Im fliegerischen Alltag hat sich bisher nicht viel verändert. Natürlich müssen die Hygieneregeln befolgt werden, und es gibt hin und wieder Schwierigkeiten mit Passagieren, die zum Beispiel die vorgeschriebenen Masken nicht tragen wollen. Im Übrigen ist die Stimmung innerhalb der Crews natürlich durch die Gesamtsituation getrübt.
Lufthansa hat eine vorbildliche Sicherheitskultur, sodass ich bisher kein Anzeichen dafür sehe, dass die Coronakrise unsere Flugsicherheit negativ beeinflusst. Dennoch muss – wie nie zuvor – an allen Ecken und Enden gespart werden. Das wird Lufthansa sicherlich insgesamt in Richtung der Low-Cost-Carrier verändern. Eine neue Touristiksparte namens „Eurowings Discover“ mit deutlich schlankeren Strukturen, besonders bei den Personalkosten, ist bereits fest in Planung. Natürlich kommt bei vielen Angestellten die Befürchtung auf, dass die Geschäftsleitung die Coronakrise nutzen könnte, um Personal aus den bestehenden Tarifverträgen in neue, für die Firma günstigere Verträge zu „transferieren“ – auf welche Weise auch immer das geschehen mag. Die für die Piloten verhandlungsführende Gewerkschaft „Vereinigung Cockpit“ teilt diese Befürchtung.

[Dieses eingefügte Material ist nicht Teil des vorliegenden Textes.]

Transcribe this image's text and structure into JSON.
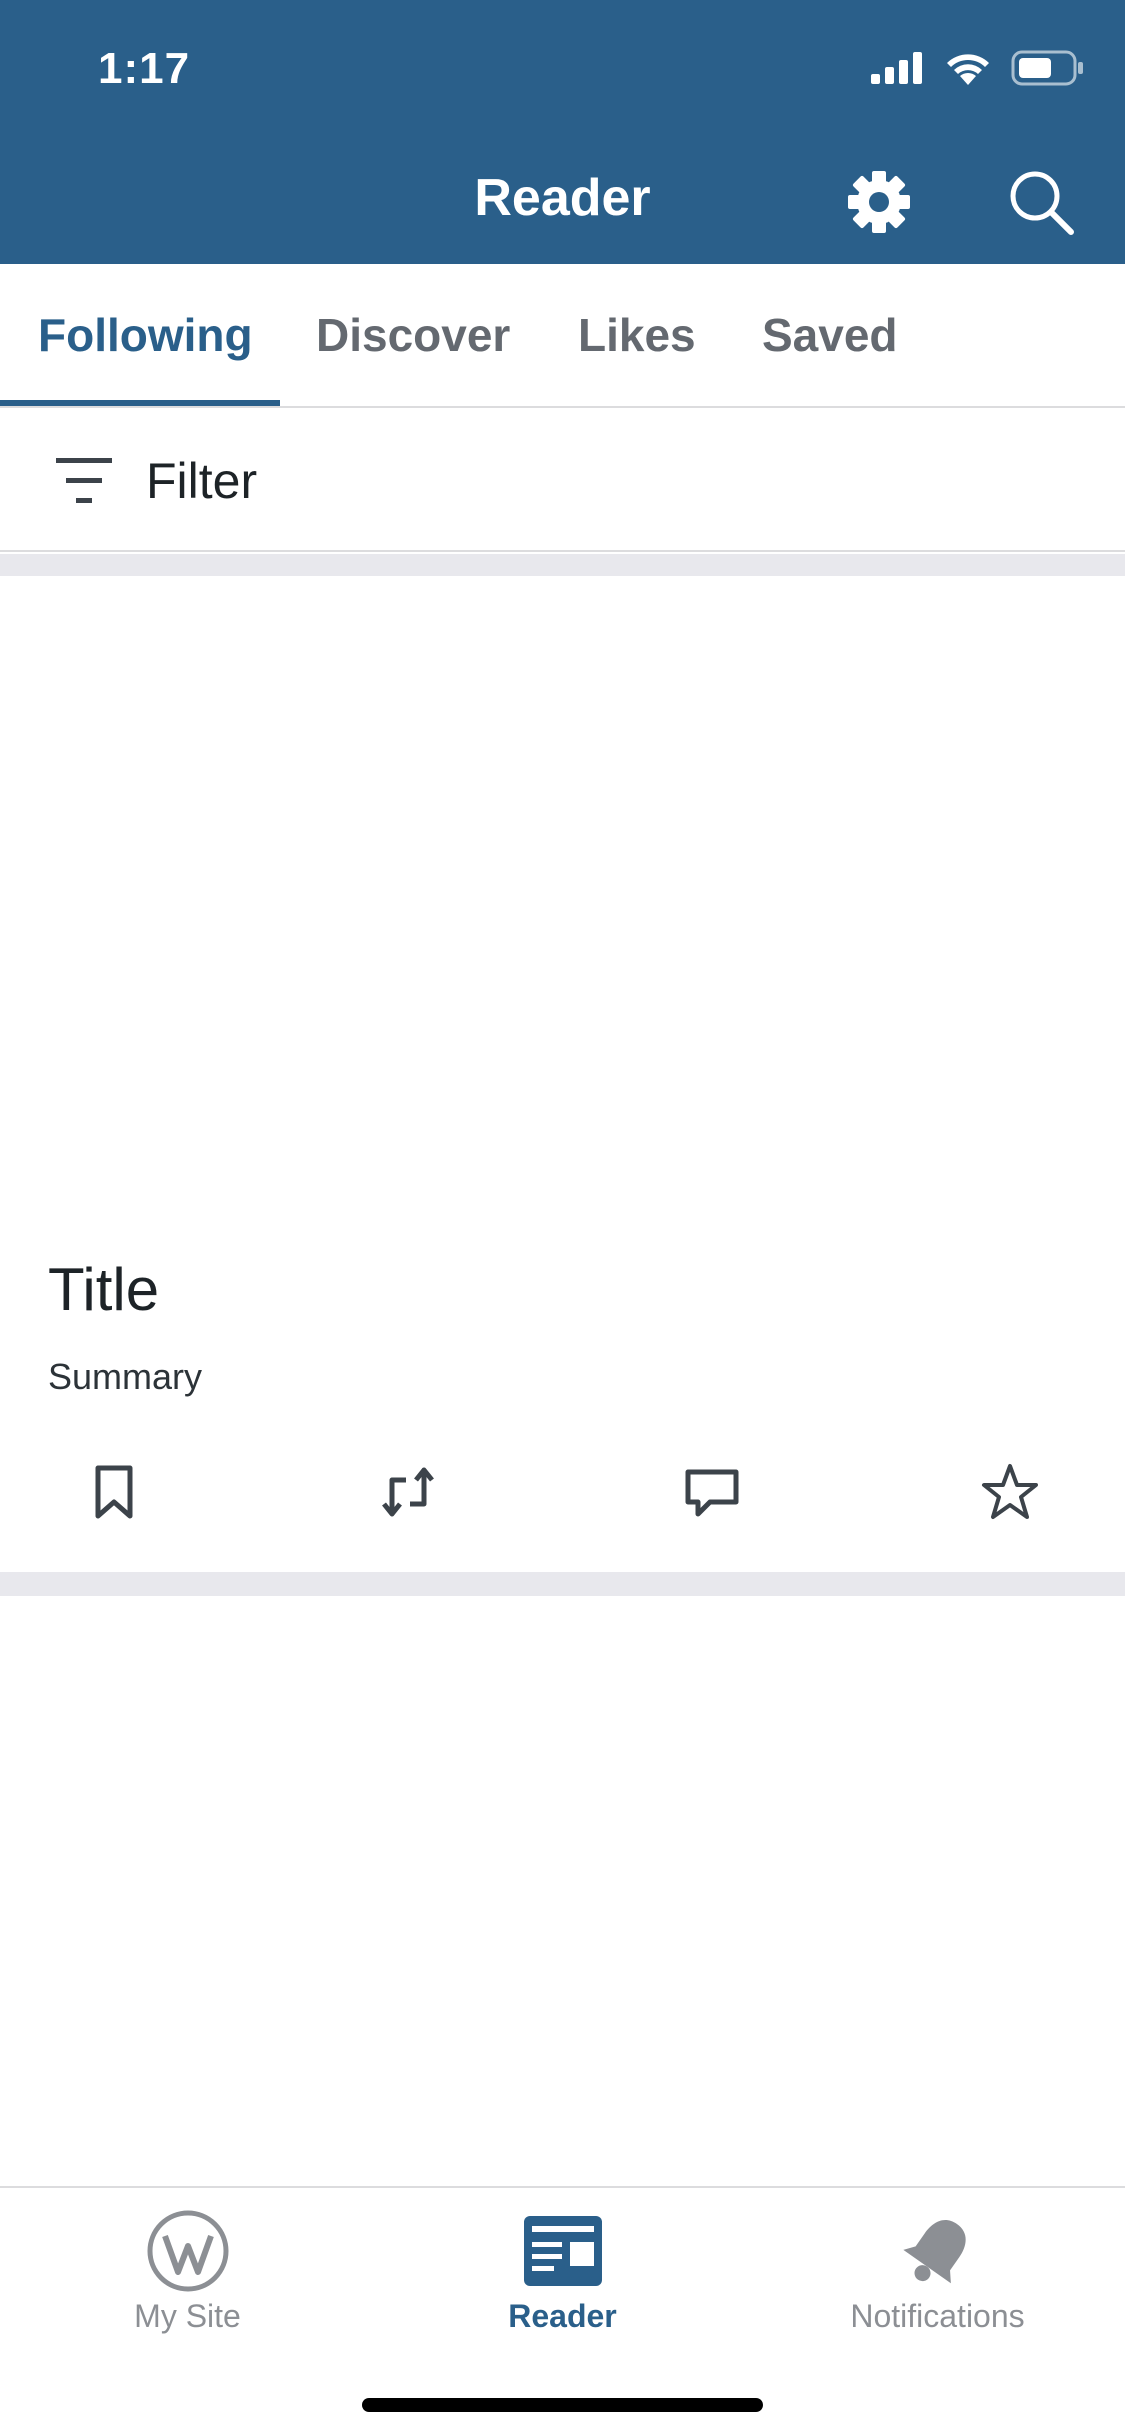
{
  "status_bar": {
    "time": "1:17"
  },
  "nav": {
    "title": "Reader",
    "settings_icon": "gear-icon",
    "search_icon": "search-icon",
    "background": "#2a5f8a"
  },
  "tabs": [
    {
      "label": "Following",
      "active": true
    },
    {
      "label": "Discover",
      "active": false
    },
    {
      "label": "Likes",
      "active": false
    },
    {
      "label": "Saved",
      "active": false
    }
  ],
  "filter": {
    "label": "Filter",
    "icon": "filter-icon"
  },
  "post": {
    "title": "Title",
    "summary": "Summary",
    "actions": [
      "bookmark-icon",
      "reblog-icon",
      "comment-icon",
      "star-icon"
    ]
  },
  "tab_bar": {
    "items": [
      {
        "label": "My Site",
        "icon": "wordpress-icon",
        "active": false
      },
      {
        "label": "Reader",
        "icon": "reader-icon",
        "active": true
      },
      {
        "label": "Notifications",
        "icon": "bell-icon",
        "active": false
      }
    ]
  }
}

Lufthansa hat angekündigt, circa 25 Prozent ihrer Piloten kurzfristig nicht mehr beschäftigen zu wollen. Einen Sozialplan gibt es noch nicht. Allerdings steht Lufthansa der Idee einer zeitlich begrenzten, kollektiven Teilzeitbeschäftigung aller Piloten mit dem Ziel, betriebsbedingte Kündigungen zu vermeiden, eher ablehnend gegenüber. Dagegen wurde bereits angekündigt, dass die Altersstruktur der Piloten beibehalten werden soll. Niemand kann sich aufgrund seines Alters oder der Dauer seiner Betriebszugehörigkeit sicher sein, nicht gekündigt zu werden. So trage ich, einst in einem „Traumberuf“ über den Wolken unterwegs, am Boden einen Rucksack sorgenvoller Gedanken mit mir herum: Wird die Firma die Krise überleben? Werde ich meinen Job behalten? Falls nicht, was dann? Etwas anderes als das Fliegen habe ich nie gelernt. Wie wird die Zukunft meiner Familie aussehen? Niemand hätte es sich vorstellen können, aber selbst für uns Flieger platzen Träume.
Peter Haase, Berufspilot bei der Lufthansa.